Continuava admirada com o conhecimento de inglês do Sudip. Devo dizer que, se não tivesse sido ele não sei como iríamos sequer comunicar com o mecânico. Ninguém naquela aldeia parecia saber uma única palavra de inglês e o Sudip foi incansável na tradução de tudo o que precisámos.
Apeteceu-me brincar com ele e perguntei-lhe se tinha namorada. Olhou-me envergonhado e disse que não. Proferiu ainda que também nunca iria casar e ter filhos. Ri-me e disse-lhe que com o tempo ia mudar de opinião. Não vou não, vocês dão muito trabalho, proferiu por fim.
Não tem internet em casa – o que não me surpreendeu – e não gosta muito de ver televisão. Ocupa a maior parte do tempo a ler e, quando lhe pedi para me nomear o livro favorito, respondeu prontamente: Black Beauty. Quis saber quem era o autor. Após cinco minutos a puxar pela cabeça e a irritar-se consigo próprio por não ser capaz de evocar o nome, deu-se por vencido e admitiu que não se lembrava. O nome do livro despertou-me interesse e, pelo que li, é de uma autora inglesa, Anna Sewell, que, na primeira pessoa, retrata as memórias autobiográficas narradas por um cavalo de nome Black Beauty.
A certa altura, diminuiu ainda mais o tom de voz, aproximou-se do meu ouvido e disse-me que o mecânico estava a dizer palavrões. Adiantou ainda que ele estava sempre a dizer palavrões.
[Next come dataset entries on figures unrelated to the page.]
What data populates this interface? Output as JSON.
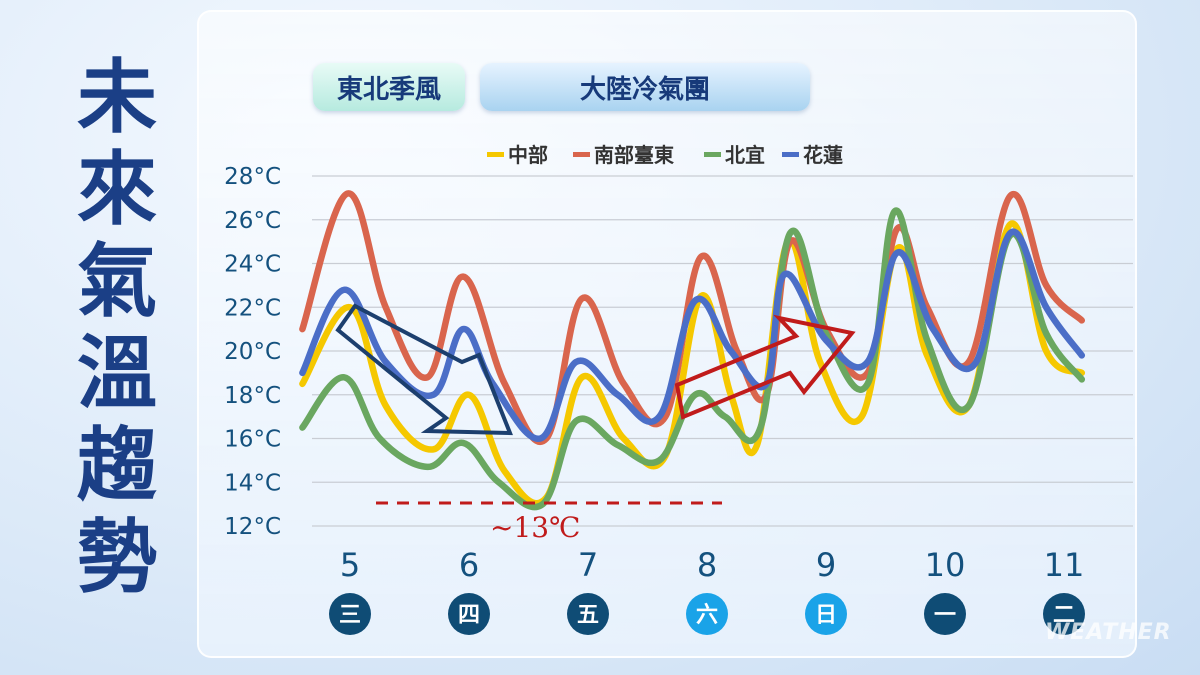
{
  "title_chars": [
    "未",
    "來",
    "氣",
    "溫",
    "趨",
    "勢"
  ],
  "tags": {
    "northeast_monsoon": "東北季風",
    "continental_cold": "大陸冷氣團"
  },
  "watermark": "WEATHER",
  "colors": {
    "central": "#f5c800",
    "south_east": "#d9654d",
    "north_yilan": "#6aa760",
    "hualien": "#4b6ec7",
    "weekday_dark": "#0f4c75",
    "weekday_weekend": "#1aa3e8",
    "down_arrow": "#1c3f6e",
    "up_arrow": "#c01b1b"
  },
  "chart_data": {
    "type": "line",
    "y_ticks": [
      "28°C",
      "26°C",
      "24°C",
      "22°C",
      "20°C",
      "18°C",
      "16°C",
      "14°C",
      "12°C"
    ],
    "ylim": [
      12,
      28
    ],
    "x_dates": [
      "5",
      "6",
      "7",
      "8",
      "9",
      "10",
      "11"
    ],
    "weekdays": [
      "三",
      "四",
      "五",
      "六",
      "日",
      "一",
      "二"
    ],
    "weekend_flags": [
      false,
      false,
      false,
      true,
      true,
      false,
      false
    ],
    "legend": [
      "中部",
      "南部臺東",
      "北宜",
      "花蓮"
    ],
    "annotation": "~13℃",
    "annotation_value": 13,
    "series": [
      {
        "name": "中部",
        "color_key": "central",
        "points": [
          [
            4.6,
            18.5
          ],
          [
            5.0,
            22.0
          ],
          [
            5.3,
            17.5
          ],
          [
            5.7,
            15.5
          ],
          [
            6.0,
            18.0
          ],
          [
            6.3,
            14.5
          ],
          [
            6.65,
            13.3
          ],
          [
            6.95,
            18.8
          ],
          [
            7.3,
            16.0
          ],
          [
            7.65,
            15.2
          ],
          [
            7.95,
            22.5
          ],
          [
            8.2,
            18.0
          ],
          [
            8.42,
            15.7
          ],
          [
            8.68,
            25.0
          ],
          [
            8.95,
            19.5
          ],
          [
            9.3,
            17.0
          ],
          [
            9.6,
            24.7
          ],
          [
            9.85,
            19.8
          ],
          [
            10.2,
            17.5
          ],
          [
            10.55,
            25.8
          ],
          [
            10.85,
            20.0
          ],
          [
            11.15,
            19.0
          ]
        ]
      },
      {
        "name": "南部臺東",
        "color_key": "south_east",
        "points": [
          [
            4.6,
            21.0
          ],
          [
            4.98,
            27.2
          ],
          [
            5.3,
            22.0
          ],
          [
            5.65,
            18.8
          ],
          [
            5.95,
            23.4
          ],
          [
            6.3,
            18.5
          ],
          [
            6.65,
            16.0
          ],
          [
            6.95,
            22.4
          ],
          [
            7.3,
            18.5
          ],
          [
            7.65,
            17.0
          ],
          [
            7.95,
            24.3
          ],
          [
            8.25,
            20.0
          ],
          [
            8.5,
            18.0
          ],
          [
            8.7,
            25.0
          ],
          [
            9.0,
            21.0
          ],
          [
            9.35,
            19.0
          ],
          [
            9.6,
            25.6
          ],
          [
            9.85,
            22.0
          ],
          [
            10.2,
            19.5
          ],
          [
            10.55,
            27.1
          ],
          [
            10.85,
            23.0
          ],
          [
            11.15,
            21.4
          ]
        ]
      },
      {
        "name": "北宜",
        "color_key": "north_yilan",
        "points": [
          [
            4.6,
            16.5
          ],
          [
            4.95,
            18.8
          ],
          [
            5.25,
            16.0
          ],
          [
            5.65,
            14.7
          ],
          [
            5.95,
            15.8
          ],
          [
            6.25,
            14.0
          ],
          [
            6.62,
            13.0
          ],
          [
            6.9,
            16.8
          ],
          [
            7.25,
            15.7
          ],
          [
            7.6,
            15.0
          ],
          [
            7.9,
            18.0
          ],
          [
            8.15,
            17.0
          ],
          [
            8.45,
            16.5
          ],
          [
            8.7,
            25.4
          ],
          [
            9.0,
            20.8
          ],
          [
            9.35,
            18.5
          ],
          [
            9.58,
            26.4
          ],
          [
            9.85,
            20.5
          ],
          [
            10.2,
            17.5
          ],
          [
            10.55,
            25.3
          ],
          [
            10.85,
            20.8
          ],
          [
            11.15,
            18.7
          ]
        ]
      },
      {
        "name": "花蓮",
        "color_key": "hualien",
        "points": [
          [
            4.6,
            19.0
          ],
          [
            4.95,
            22.8
          ],
          [
            5.3,
            19.5
          ],
          [
            5.7,
            18.0
          ],
          [
            5.95,
            21.0
          ],
          [
            6.2,
            18.5
          ],
          [
            6.6,
            16.0
          ],
          [
            6.9,
            19.5
          ],
          [
            7.25,
            18.0
          ],
          [
            7.6,
            17.0
          ],
          [
            7.9,
            22.3
          ],
          [
            8.2,
            20.0
          ],
          [
            8.5,
            18.5
          ],
          [
            8.65,
            23.5
          ],
          [
            9.0,
            20.5
          ],
          [
            9.35,
            19.5
          ],
          [
            9.6,
            24.5
          ],
          [
            9.9,
            21.0
          ],
          [
            10.25,
            19.4
          ],
          [
            10.55,
            25.4
          ],
          [
            10.85,
            22.0
          ],
          [
            11.15,
            19.8
          ]
        ]
      }
    ]
  }
}
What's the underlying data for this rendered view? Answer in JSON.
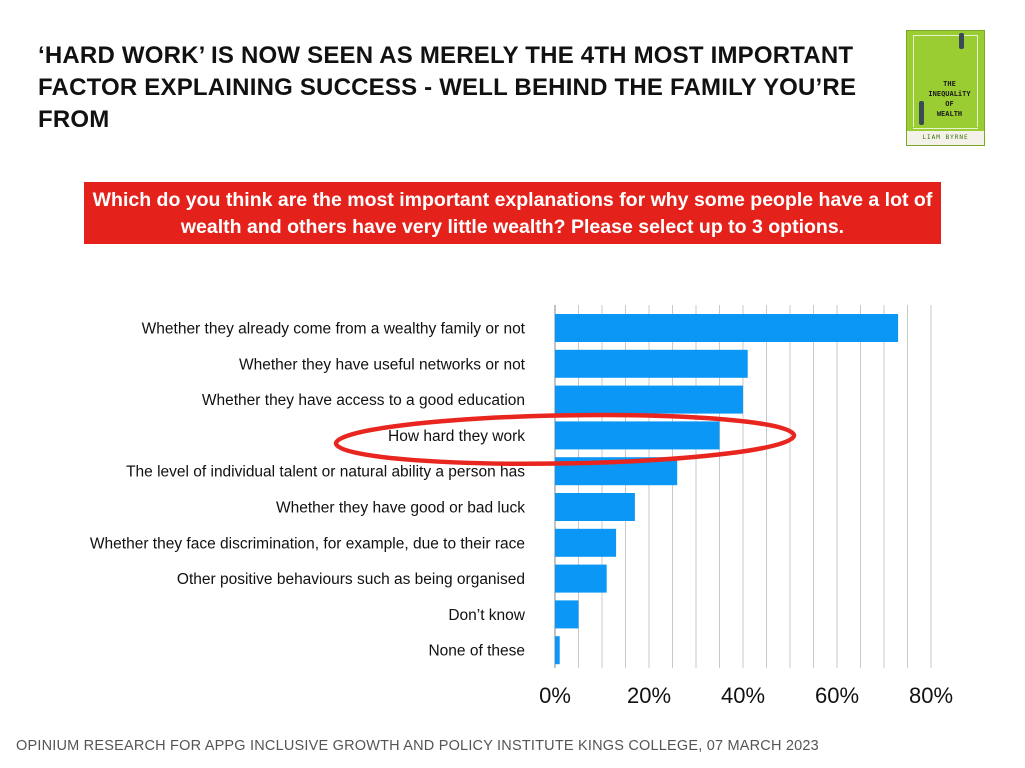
{
  "headline": "‘HARD WORK’ IS NOW SEEN AS MERELY THE 4TH MOST IMPORTANT FACTOR EXPLAINING SUCCESS - WELL BEHIND THE FAMILY YOU’RE FROM",
  "book_cover": {
    "title": "THE\nINEQUALiTY\nOF\nWEALTH",
    "author": "LIAM BYRNE"
  },
  "question": "Which do you think are the most important explanations for why some people have a lot of wealth and others have very little wealth?  Please select up to 3 options.",
  "source": "OPINIUM RESEARCH FOR APPG INCLUSIVE GROWTH AND POLICY INSTITUTE KINGS COLLEGE, 07 MARCH 2023",
  "colors": {
    "bar": "#0b97f5",
    "highlight": "#e8261f",
    "banner": "#e4221b"
  },
  "chart_data": {
    "type": "bar",
    "orientation": "horizontal",
    "categories": [
      "Whether they already come from a wealthy family or not",
      "Whether they have useful networks or not",
      "Whether they have access to a good education",
      "How hard they work",
      "The level of individual talent or natural ability a person has",
      "Whether they have good or bad luck",
      "Whether they face discrimination, for example, due to their race",
      "Other positive behaviours such as being organised",
      "Don’t know",
      "None of these"
    ],
    "values": [
      73,
      41,
      40,
      35,
      26,
      17,
      13,
      11,
      5,
      1
    ],
    "xlim": [
      0,
      80
    ],
    "xticks": [
      "0%",
      "20%",
      "40%",
      "60%",
      "80%"
    ],
    "xtick_values": [
      0,
      20,
      40,
      60,
      80
    ],
    "grid": true,
    "highlighted_category": "How hard they work"
  }
}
Tentei que ele me reproduzisse o que estava a ouvir. Endireitou as costas, sorriu envergonhado e explicou-me que a mãe lhe tinha ensinado que aquelas palavras não eram para se dizer. O meu coração quase parou. Apeteceu-me abraçá-lo. Fiquei espantada e emocionada com a educação e delicadeza daquele miúdo de uma pequena aldeia esquecida da Índia.
Começo a fechar o bloco e a levantar-me para irmos dar uma volta quando me ocorre que ainda não lhe fiz a minha pergunta predileta. És feliz, interroguei-o já a sorrir na expectativa da resposta de um miúdo de nove anos. “Happy? Happy? I don’t know that word”. Por esta eu não esperava. Ainda pensei que ele não tivesse percebido a palavra e escrevi-a no meu caderno. Abanou a cabeça, não conhecia mesmo. Tentei explicar-lhe a minha conceção de felicidade mas como se explica algo tão pessoal a uma criança de outra cultura e com um grau de entendimento distinto do nosso?
Este momento de questões com um propósito definido durou apenas dez minutos. No entanto, estivemos juntos mais de doze horas. Por muito que eu tente retratá-lo, nunca irei fazer jus ao tempo que ele passou comigo.
Sudip, se algum dia leres isto – apesar de pouco provável – quero que saibas que foi um privilégio conhecer-te. De certa forma, dás sentido ao que vim cá fazer. É como se fosses uma das explicações que constitui a desculpa por eu ter feito as malas e partido. Se alguma vez passarem nesta aldeia, façam questão de o conhecer.